Hoy que quise saltar y desviar el camino andado me di cuenta de que era mi último día. Veinticuatro horas para-ser-yo. Mañana seré alguien más. Es necesario idear un plan, el más aleatorio y absurdo que se me pueda ocurrir en un estado de consciencia permanentemente alterada. La regla es simple: mi plan es eludir todo plan.
Me gusta lo que he venido dibujando, el camino, los atajos que he tomado, las piedras con las que he tropezado pero, constantemente saboreo el anhelo de que el nuevo camino que esté próximo a mis pasos sea del todo irreal, con atajos que se conviertan en laberintos, con piedras que resulten ser papas parlantes.
Prefiero una irrealidad contradictoria, una vida irrisoria, tan terriblemente absurda que me cause una risa infinita que me haga llorar y, al final, desfallecer exhausta de tanta risa, de tanta estupidez.

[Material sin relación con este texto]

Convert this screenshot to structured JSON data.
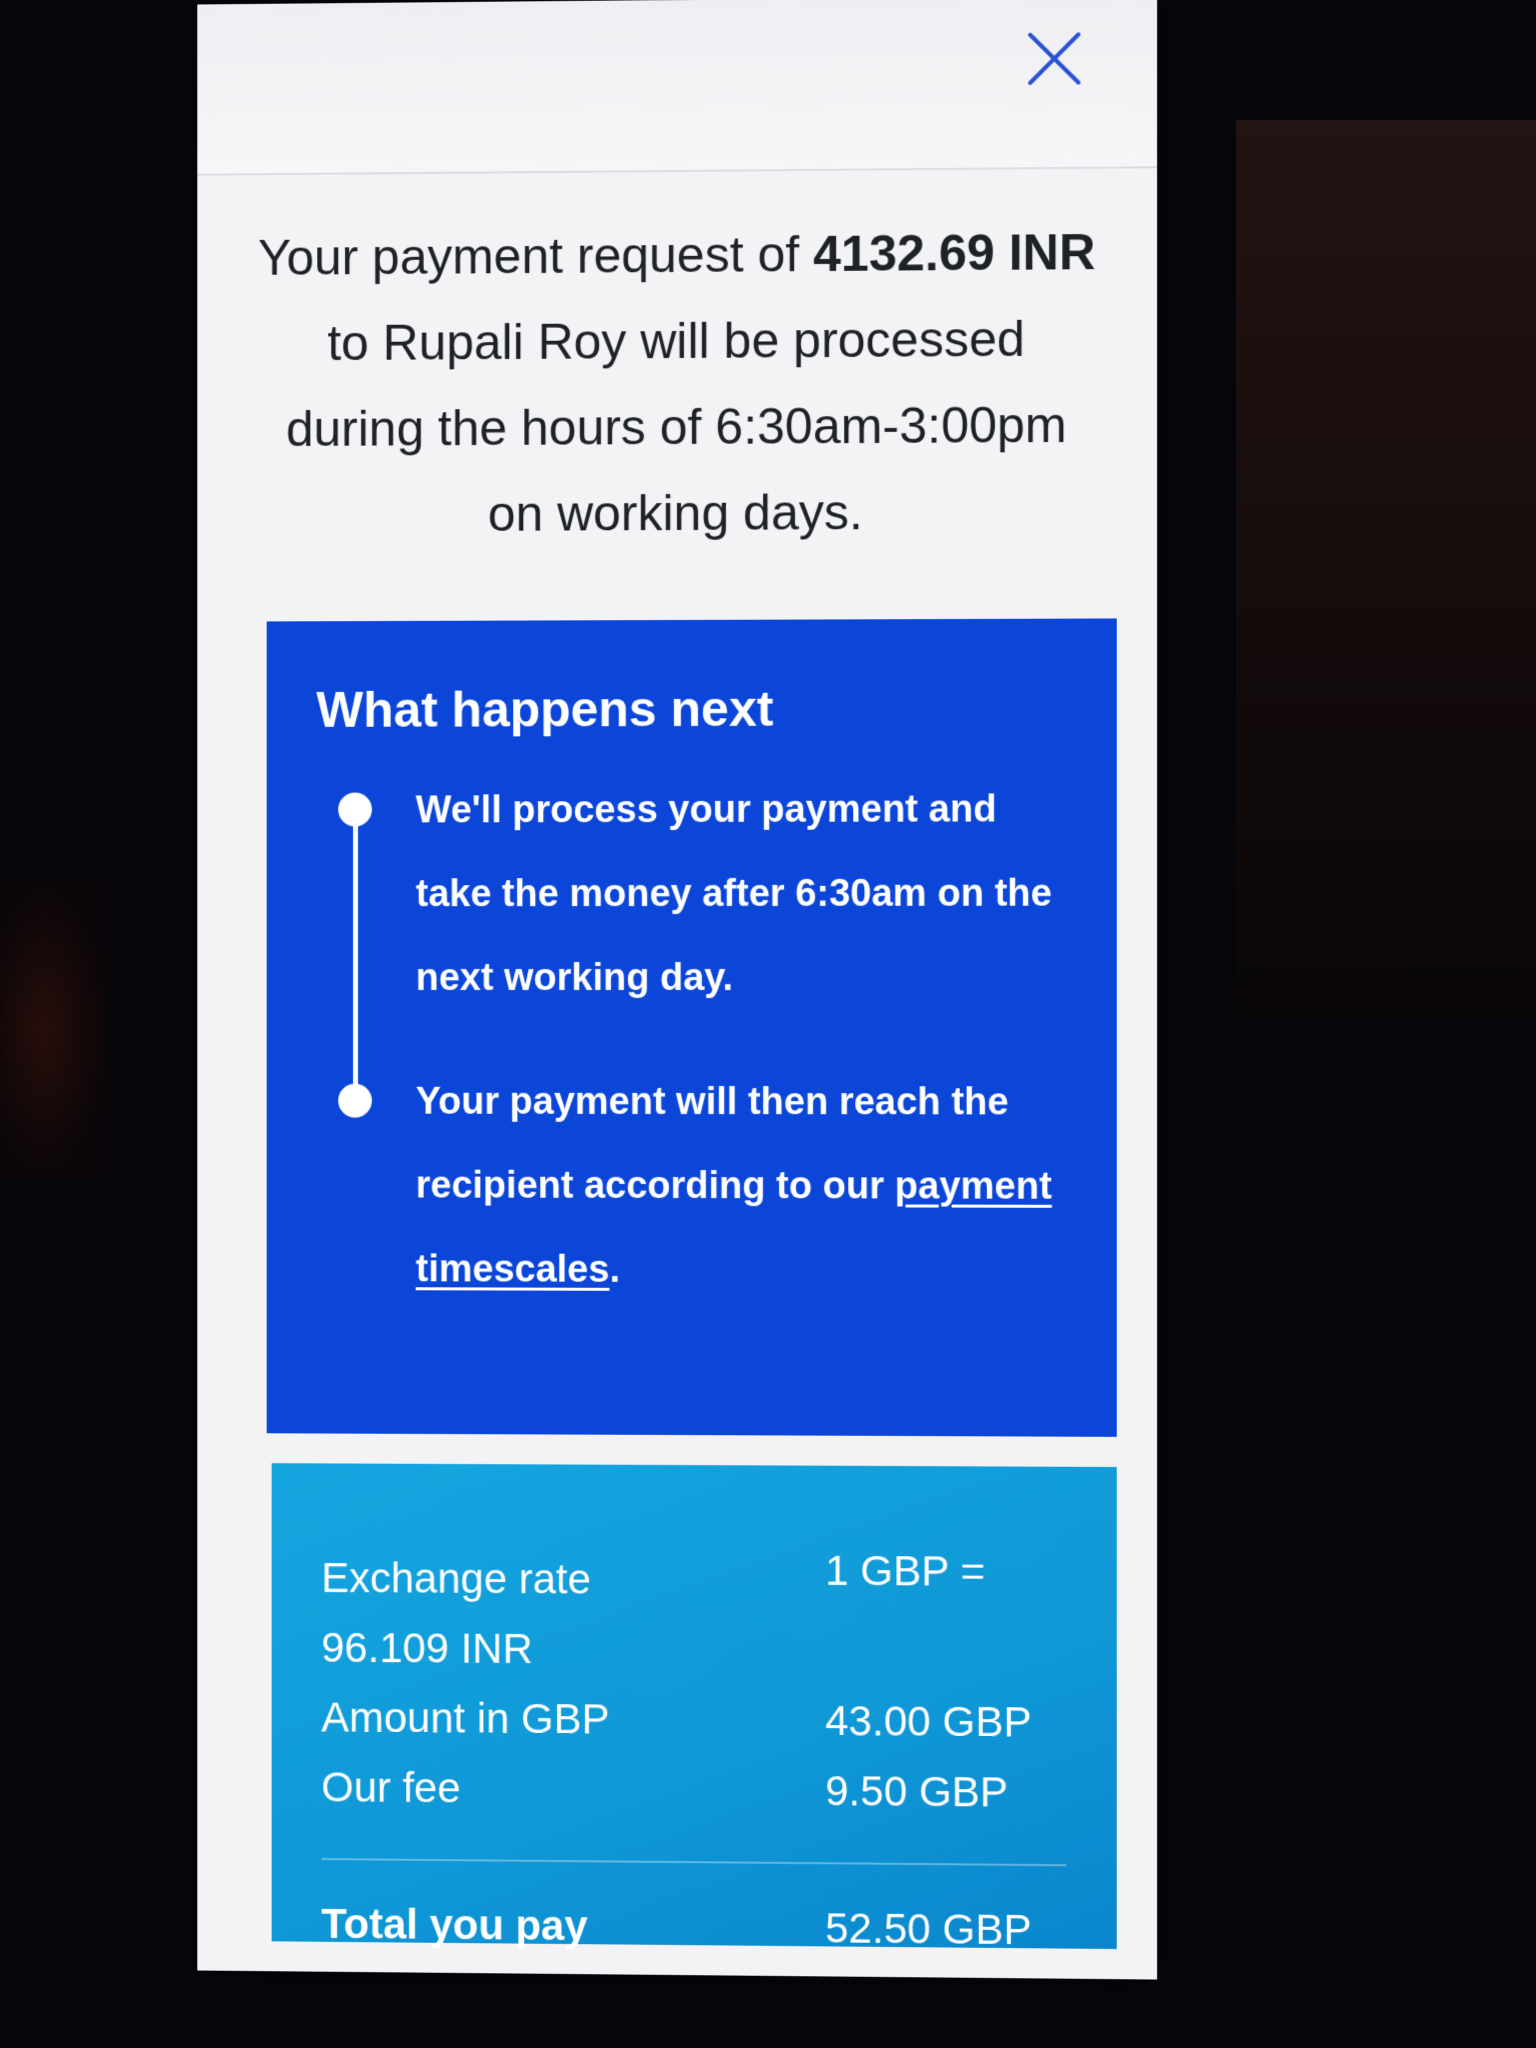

Quiero este mundo, el mío, no el de nadie más. Quiero estos pasos, la habitual testarudez, el descalabro nocturno, la inmadurez impertinente, el asombro de lo minúsculo, la maravilla de lo natural.
No quiero tener-que, ni deber-que nada, muchos menos quiero hacer lo correcto. Quiero equivocarme, llorar, arrepentirme y volverlo a hacer. Quiero ser de pronto una sirena que flota en aguas de sabores, con un cántico que pervierte y que embruja.
Quiero probar el desenfreno, creer en lo supremo, presenciar pequeñas maravillas, enamorarme una y otra vez, pensar que la vida es esto. Mi vida como un todo, para vivirla instante por instante. Mi vida como nada, para no despegar los pies y mirar a mis semejantes como valiosos y preciados tesoros.